On a panel on the future of advocacy and research, Theatre Communications Group director Ben Cameron spoke of approaching arts in a “holistic way” and “overcoming false divides.” He praised, for example, a theater that displayed photos in its lobby of everyone involved in its production – from those backstage and those involved with costume and props to even the board members. This helped the audience realize, he said, that more than the four actors onstage, for example, were responsible for bringing them Virginia Woolf.

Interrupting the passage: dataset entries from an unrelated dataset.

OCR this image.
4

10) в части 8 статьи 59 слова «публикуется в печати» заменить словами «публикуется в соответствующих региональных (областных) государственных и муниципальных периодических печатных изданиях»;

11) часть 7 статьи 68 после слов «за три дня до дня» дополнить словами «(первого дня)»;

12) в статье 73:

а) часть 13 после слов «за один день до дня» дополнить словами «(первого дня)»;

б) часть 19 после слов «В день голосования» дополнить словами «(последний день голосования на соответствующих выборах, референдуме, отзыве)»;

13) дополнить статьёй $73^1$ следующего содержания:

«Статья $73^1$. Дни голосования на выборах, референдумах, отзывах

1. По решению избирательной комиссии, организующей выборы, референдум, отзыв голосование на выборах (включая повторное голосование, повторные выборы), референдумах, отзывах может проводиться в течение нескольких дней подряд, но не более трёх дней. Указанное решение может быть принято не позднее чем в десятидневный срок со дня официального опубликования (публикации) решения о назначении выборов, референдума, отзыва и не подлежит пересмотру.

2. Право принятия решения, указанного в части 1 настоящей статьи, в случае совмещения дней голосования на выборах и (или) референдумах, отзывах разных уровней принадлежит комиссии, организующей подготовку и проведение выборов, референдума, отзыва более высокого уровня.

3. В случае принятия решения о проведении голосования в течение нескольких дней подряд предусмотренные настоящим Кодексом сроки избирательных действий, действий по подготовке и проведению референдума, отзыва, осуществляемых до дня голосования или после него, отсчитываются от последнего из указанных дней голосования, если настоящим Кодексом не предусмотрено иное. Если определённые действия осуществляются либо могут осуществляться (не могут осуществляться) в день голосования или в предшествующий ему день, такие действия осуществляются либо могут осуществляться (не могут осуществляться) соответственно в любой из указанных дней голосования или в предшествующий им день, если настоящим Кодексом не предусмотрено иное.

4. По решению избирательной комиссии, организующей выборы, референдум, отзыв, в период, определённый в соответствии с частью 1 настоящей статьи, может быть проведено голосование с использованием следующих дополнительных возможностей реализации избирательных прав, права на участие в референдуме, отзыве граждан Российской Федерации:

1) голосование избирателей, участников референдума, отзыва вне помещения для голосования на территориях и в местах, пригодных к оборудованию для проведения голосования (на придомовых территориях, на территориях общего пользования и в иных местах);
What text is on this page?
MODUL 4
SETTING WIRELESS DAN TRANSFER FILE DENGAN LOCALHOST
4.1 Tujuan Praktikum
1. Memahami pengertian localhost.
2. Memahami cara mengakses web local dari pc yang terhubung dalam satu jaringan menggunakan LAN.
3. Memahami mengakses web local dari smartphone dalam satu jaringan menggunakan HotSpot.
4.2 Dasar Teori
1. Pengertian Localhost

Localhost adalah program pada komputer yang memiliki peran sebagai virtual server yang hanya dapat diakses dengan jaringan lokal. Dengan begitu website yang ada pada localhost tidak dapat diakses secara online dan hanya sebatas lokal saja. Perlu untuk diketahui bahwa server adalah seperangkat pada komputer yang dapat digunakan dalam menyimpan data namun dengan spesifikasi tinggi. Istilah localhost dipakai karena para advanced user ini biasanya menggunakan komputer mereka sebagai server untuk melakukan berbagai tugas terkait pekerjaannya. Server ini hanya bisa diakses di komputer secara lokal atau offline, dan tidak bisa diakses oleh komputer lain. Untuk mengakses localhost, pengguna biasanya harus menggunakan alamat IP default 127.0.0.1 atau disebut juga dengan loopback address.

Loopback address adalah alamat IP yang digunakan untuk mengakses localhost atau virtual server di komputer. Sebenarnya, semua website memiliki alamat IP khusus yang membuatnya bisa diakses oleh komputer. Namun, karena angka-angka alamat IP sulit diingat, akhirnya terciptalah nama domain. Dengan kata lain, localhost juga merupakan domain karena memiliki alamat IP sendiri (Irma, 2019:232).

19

The director of Columbia University Arts Initiative, Gregory Mosher, welcomed the afternoon sessions. Drawing on a phrase of playwright and politician Vaclav Havel, Mr. Mosher spoke of the importance of “living in the truth.” This can only be done well through facts and research, he said.
He told a joke about a theater producer who checks with the ticket office about how many tickets were sold to his show. He is told, “17.” The producer heads for Sardi’s in a glum mood. The bartender sees his unhappiness and asks why he looks so down. The producer replies, “You’d be down too if you had 35 people in your house.”